# Scale, productivity, biodiversity, and curve-fitting

Revisiting an ecological classicAs part of the Advances in Community Ecology class I’m auditing (because I am on sabbatical, and so I can do things like that!), we re-read the classic Chase & Leibold (2002) paper; to summarize, by surveying diversity of producers and animals in ponds, they show that the relationship between productivity and species richness is quadratic within a pond, but linear across aggregates of ponds in a watershed. This was a momentous paper, being one of the first large-scale “natural experiment”, re-inforcing the idea that scale can change the qualitative nature of the relationship, and laying out some interesting hypotheses about the role of compositional dissimilarity on productivity gradients.

**Very** importantly, nothing in what follows changes (essentially) anything
about the conclusion of the original paper. All it does is give me an excuse to
be very pedantic about intercepts, and give a little walkthrough of how I would
adress the problem of fitting a curve to some data in a way that is both
ecologically and statistically satisfactory, with the advantage of a 19 years
headstart on the original paper.

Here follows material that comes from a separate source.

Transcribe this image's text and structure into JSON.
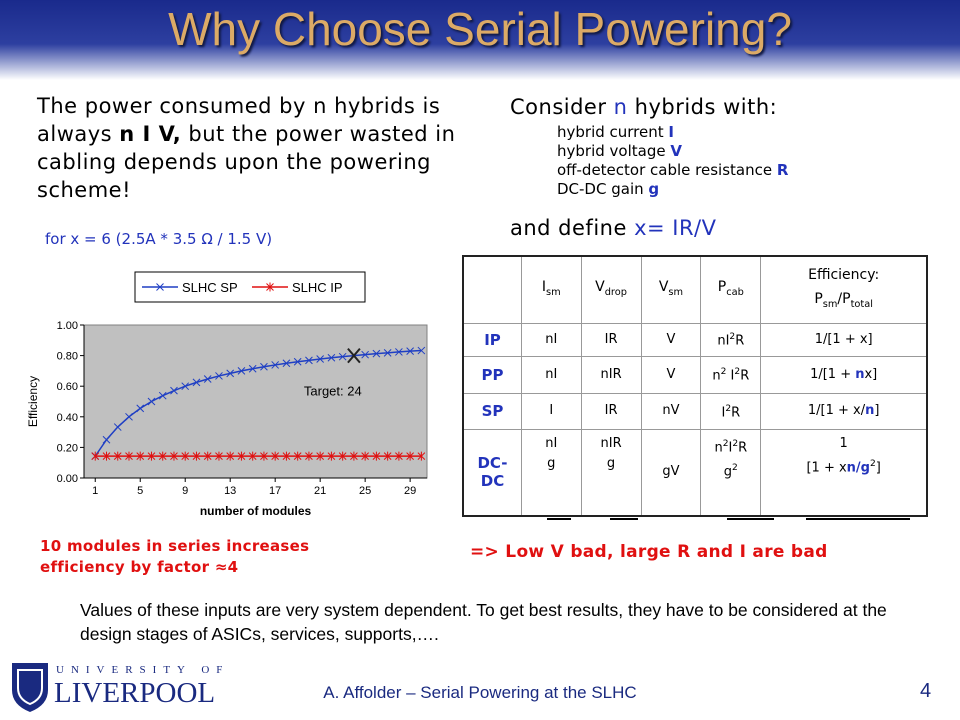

This is not a *criticism* (in the sense of
finding flaws) of the original paper, this is a critique (in the sense of
engaging with the material, even if it’s 19 years later).

## So what is the problem?

There is something in this paper that always bugged me: look at the relationship between the productivity and the richness of animals at the regional scale:

We can definitely fit a line (I’m using ordinary least squares here) through
these points! In fact, we can do this with ordinary least-squares curve fitting.
If we eyeball the figure, we can guess that the slope is about a half, and the
interecept is small-ish, which we can use to get initial values and bounds. I am
using the `LsqFit`

package for Julia, which is really fast.

This gives an equation of

$$\text{richness} \approx 0.31\times \text{productivity} + 9.31,$$

and now it is time for my favorite thing to do with model: thinking about the units! Richness is expressed in the unit of “species”, and productivity is measured as $\text{biomass} \times \text{surface}^{-1} \times \text{time}^{-1}$. We know that the result has unit “species”, so we can guess that the slope is expressed as $\text{species} / (\text{biomass} \times \text{surface}^{-1} \times \text{time}^{-1})$, and the intercept is expressed in species.

What does it means?

Well, it means that in a watershed with no productivity, *i.e.* one where (in
the terms of the experiment), algae do not receive enough light to grow on a
surface, we expect to find 9.31 ± 2.7 species of
animals. You may recognize this as a statement that, although statistically
correct, makes little trophic sense: animals need to get their biomass from
somewhere.

## Oh, really?

Let’s have a look at the residuals.

At both low and high productivity, the linear model is *over* estimating species
richness. The RMSE for this fit is 4.14, which
is a useful baseline for what comes next.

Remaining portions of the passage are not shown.